Treasury room

economic-dictionary

The treasury room is the market area of ​​a bank, in which operations related to wholesale or wholesale banking are carried out, offering corporate clients all kinds of financial products from fixed income markets, income variable and forex or currency.

For example, buying and selling of shares, issuance of bonds in the primary market, interest rate or exchange rate hedging, debt structuring, etc.

Components of a treasury room

The treasury room groups four types of figures that work as a large, well-cohesive team within each of the markets that the entity operates, fixed income, equities or currencies:

  • Sales: They are market operators whose mission is to develop relationships with potential and current clients and sell the product that best suits their needs, informing them of the risks of the operation. Its clients are varied: other banks, institutional investors (family offices, managers), corporate clients not related to the financial world, etc.
  • Traders: Its objective is to quote prices and indicate them to sales in each operation, according to market conditions. They also calculate the risks associated with each operation, taking into account movements in exchange rates, interest rates or stocks. Traders spend a lot of time reading reports and reports to understand the direction the market will move in the face of political, economic, geopolitical or other news. They follow an economic calendar for the publication of data (employment, inflation, etc.), central bank meeting calendars, option expirations to see the behavior of volatility, etc.
  • Structuring companies: They design financial products that are adapted to the needs of those clients looking for more personalized solutions. These products are called exotic because they are more complex, as opposed to vanilla or plain vanilla, which are simpler. The structurers usually know in depth legal and accounting issues, since they must structure the operations in accordance with market regulations.
  • Quants: Its mission is to provide data-based intelligence to develop mathematical models and build tools for analyzing and calculating the risk of derivative financial operations and products, which traders feed on. Quants usually have an academic background with a very strong foundation in mathematics, such as their own career in mathematics, engineering, statistics, physics, etc.

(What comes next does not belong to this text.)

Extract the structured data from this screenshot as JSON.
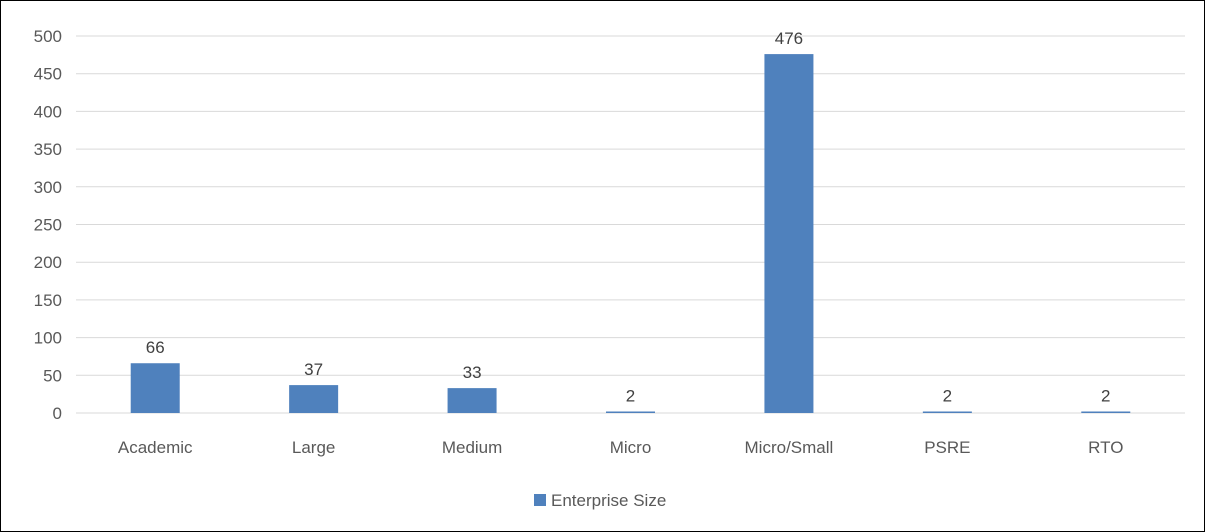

The volume of operations and amount varies depending on each entity. The larger the size, the greater volume of operations and more variety than the small ones. Treasury rooms group more people based on the larger size of the bank.

All operators work with platforms such as Bloomberg or Reuters, which allow real-time analysis and monitoring of financial markets around the world and carry out transactions for the sale of financial products electronically. These tools also provide information on a global level in real time, thus competing with traditional media.

Need for Chinese walls

The Chinese walls refer to physical barriers that must exist between the different business units of a bank to avoid leaks of relevant or privileged information that generates conflicts of interest.

The part related to the management and negotiation in securities markets must be separated from the areas of traditional banking and financial services. In turn, within the first group, there must be Chinese walls that separate the areas dedicated to own portfolio management, third-party portfolio management, and market or company analysis.